Печатается в «ЛГ» с 1960 года , наш собкор, ПАРИЖ
Ровно год назад, в преддверии его 90-летия, я говорил с Морисом Дрюоном по телефону: редакция поручила мне поздравить юбиляра от имени наших читателей. Чуть хрипловатым, с одышкой, но очень бодрым, вполне моложавым голосом Дрюон просил поздравить его не с «годами», а с выходом первого тома мемуаров – только первого из задуманных им то ли пяти, то ли семи. Получалось, поздравлять его придётся ещё много раз. Судьба решила иначе. Впрочем, сам Дрюон смотрел в будущее трезво и мудро, сказав, что по оставленным им документам, заметкам, наброскам мемуары смогут дописать и другие. Кстати, в своих многочисленных интервью он не раз и вполне однозначно намекал, что был бы не прочь, если его биографию напишет российский автор.
Для человека, ближайшие предки которого были выходцами из Оренбурга, а сам он был чтим и читаем в России ничуть не меньше, чем во Франции (не поручусь за точность, но, кажется, даже больше), это желание удивить не может. Слишком уж он был связан с Россией – духовно прежде всего. Биографу есть о чём рассказать. О том, как незадолго до рождения будущего классика семья переселилась из Оренбурга в Париж. О том, как загадочно и трагично ушёл из жизни отец, артист «Комеди Франсез». Как генетическая память всю жизнь питала и укрепляла любовь Мориса к России. Как отчим дал ему не только свою фамилию, ставшую литературным именем, но и влюбил в новую родину, и эти две любви, ничуть не противоречившие друг другу, он пронёс через всю жизнь. О том, какое блестящее образование – филологическое и политологическое – он получил. Как воевал кавалеристом, защищая Францию от германского вермахта, как нелегально переправился через Испанию и Португалию в Лондон, к де Голлю, став его близким соратником. И, конечно, о той потрясающей песне на музыку русской эмигрантки Анны Смирновой-Марли, которую он сочинил вместе с дядей, знаменитым писателем Жозефом Кесселем: она стала партизанским гимном, а сам Дрюон, вернувшись во Францию, – активным участником Сопротивления.

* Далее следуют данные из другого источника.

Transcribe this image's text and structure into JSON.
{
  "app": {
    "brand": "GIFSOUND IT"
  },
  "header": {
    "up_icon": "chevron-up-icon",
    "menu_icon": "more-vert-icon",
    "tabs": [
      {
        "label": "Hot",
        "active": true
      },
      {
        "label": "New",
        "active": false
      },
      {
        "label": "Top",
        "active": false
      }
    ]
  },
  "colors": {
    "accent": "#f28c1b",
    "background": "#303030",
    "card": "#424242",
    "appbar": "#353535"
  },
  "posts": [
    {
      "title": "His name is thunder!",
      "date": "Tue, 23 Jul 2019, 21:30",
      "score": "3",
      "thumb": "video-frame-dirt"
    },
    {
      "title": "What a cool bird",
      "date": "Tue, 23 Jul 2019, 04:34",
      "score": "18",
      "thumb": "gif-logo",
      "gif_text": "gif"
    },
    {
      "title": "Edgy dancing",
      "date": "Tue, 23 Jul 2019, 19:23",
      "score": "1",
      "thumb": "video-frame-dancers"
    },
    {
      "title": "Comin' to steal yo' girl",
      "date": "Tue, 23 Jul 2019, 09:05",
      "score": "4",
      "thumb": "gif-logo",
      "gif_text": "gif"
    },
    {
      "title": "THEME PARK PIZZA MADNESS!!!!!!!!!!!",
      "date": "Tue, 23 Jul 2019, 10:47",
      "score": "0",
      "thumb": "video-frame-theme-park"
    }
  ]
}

Благодаря дяде он ещё до войны вошёл в круг русской эмиграции, был завсегдатаем русских кабаре: песни и романсы неведомой пока страны утоляли хоть как-то тоску по родине предков. Ещё в ранней молодости он сблизился с мэтрами французской литературы (общение с Антуаном де Сент-Экзюпери было одним из важнейших событий его молодости). Потом стал популярнейшим писателем, к которому, как это часто бывает именно с популярными, иные из строгих литературных судий отнеслись, да и относятся до сих пор, с иронией и снисхождением. Но куда деться от того, что уже в тридцать лет Дрюон стал лауреатом Гонкуровской премии, в сорок восемь академиком («бессмертным»), а потом целых 14 лет секретарём академии? Избирали не восхищённые читатели, а сверхпридирчивые коллеги…
О написанных им бестселлерах напоминать нет необходимости – они читаны-перечитаны, по ним поставлено много фильмов. Их изучали в школе, они давали толчок для углублённого постижения истории. К современной России он относился с огромным почтением до такой степени, что порой принимал желаемое за действительное (однажды заявил, например, что Россия на пороге полной ликвидации коррупции), и это ни при каких условиях нельзя поставить ему в укор: сыновья любовь побеждала в нём профессионального политолога.
Франция скорбит о последнем, в сущности, классике национальной литературы XX века. О большом литераторе, государственном и общественном деятеле (был министром культуры, депутатом в своей стране и в Европарламенте) и просто о благородном, честном, достойном человеке.